I am new to OpenNMT and somewhat new to neural networks thus I am starting out by working with the example “translation” task from the OpenNMT documentation. My configuration is identical to what is shown in the example and I am using the dataset download script identified in the example which is using Common Crawl, Europarl, and News Commentary. I think from WMT14 and then validation and test data from WMT17.

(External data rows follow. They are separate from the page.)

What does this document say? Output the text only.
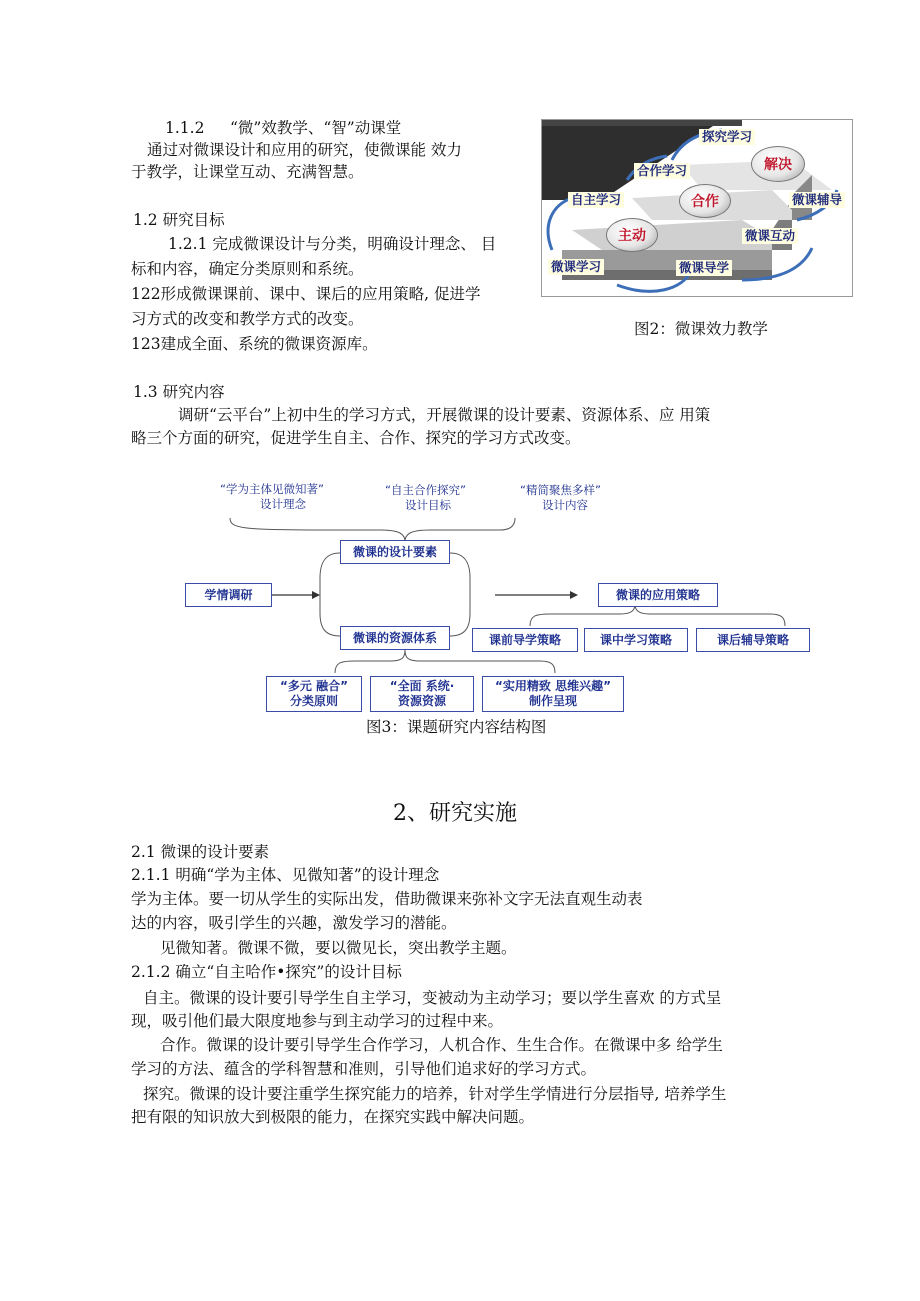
1.1.2 “微”效教学、“智”动课堂

通过对微课设计和应用的研究，使微课能 效力

于教学，让课堂互动、充满智慧。

1.2 研究目标

1.2.1 完成微课设计与分类，明确设计理念、 目

标和内容，确定分类原则和系统。

122形成微课课前、课中、课后的应用策略, 促进学

习方式的改变和教学方式的改变。

123建成全面、系统的微课资源库。

探究学习
合作学习
自主学习
微课学习	微课导学
微课互动
微课辅导
主动
合作
解决

图2：微课效力教学

1.3 研究内容

调研“云平台”上初中生的学习方式，开展微课的设计要素、资源体系、应 用策

略三个方面的研究，促进学生自主、合作、探究的学习方式改变。

“学为主体见微知著”
设计理念
“自主合作探究”
设计目标
“精简聚焦多样”
设计内容
微课的设计要素
学情调研
微课的资源体系
微课的应用策略
课前导学策略	课中学习策略	课后辅导策略
“多元 融合”
分类原则
“全面 系统·
资源资源
“实用精致 思维兴趣”
制作呈现

图3：课题研究内容结构图

2、研究实施

2.1 微课的设计要素

2.1.1 明确“学为主体、见微知著”的设计理念

学为主体。要一切从学生的实际出发，借助微课来弥补文字无法直观生动表

达的内容，吸引学生的兴趣，激发学习的潜能。

见微知著。微课不微，要以微见长，突出教学主题。

2.1.2 确立“自主哈作•探究”的设计目标

自主。微课的设计要引导学生自主学习，变被动为主动学习；要以学生喜欢 的方式呈

现，吸引他们最大限度地参与到主动学习的过程中来。

合作。微课的设计要引导学生合作学习，人机合作、生生合作。在微课中多 给学生

学习的方法、蕴含的学科智慧和准则，引导他们追求好的学习方式。

探究。微课的设计要注重学生探究能力的培养，针对学生学情进行分层指导, 培养学生

把有限的知识放大到极限的能力，在探究实践中解决问题。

Anyway, my config is mostly identical to the config included in the example (I changed the GPU settings from using 2 GPUs to using 1 GPU). I am running the training on a single GPU (AWS K80). My problem is that it’s been running for a few days now and the performance scores are no longer increasing. At around step 68200 it reported an acc of 51.84 and a ppl of 8.98. The highest value was around step 73600.
[2021-09-07 06:42:23,563 INFO] Step 73600/100000; acc: 53.18; ppl: 8.09; xent: 2.09; lr: 0.00033; 2776/2980 tok/s; 228796 sec
Now, it just sort of flip/flops around 49 to 53 with a ppl around 10. It is still running as it has not reached the full 100k steps, but the stats look worse…
[2021-09-07 21:29:15,271 INFO] Step 90700/100000; acc: 49.64; ppl: 9.61; xent: 2.26; lr: 0.00029; 2756/2958 tok/s; 282008 sec
Has anybody had experience with this particular example? Is there something I should have tweaked given I am running on 1 GPU rather than 2? The only thing I did change from the example yaml was the GPU lines. The original uses two GPUs:
world_size: 2
gpu_ranks: [0, 1]
I replaced the above with the following:
world_size: 1
gpu_ranks: [0]
Left the batch size and accumulator counts the same as this seems to be an acceptable memory footprint for the K80. I am familiar with training CNNs for image processing, but I am not sure if that experience transfers to this kind of model. What parameters would be likely candidates for change to improve the training performance (i.e. learning rate decay, layers, etc.)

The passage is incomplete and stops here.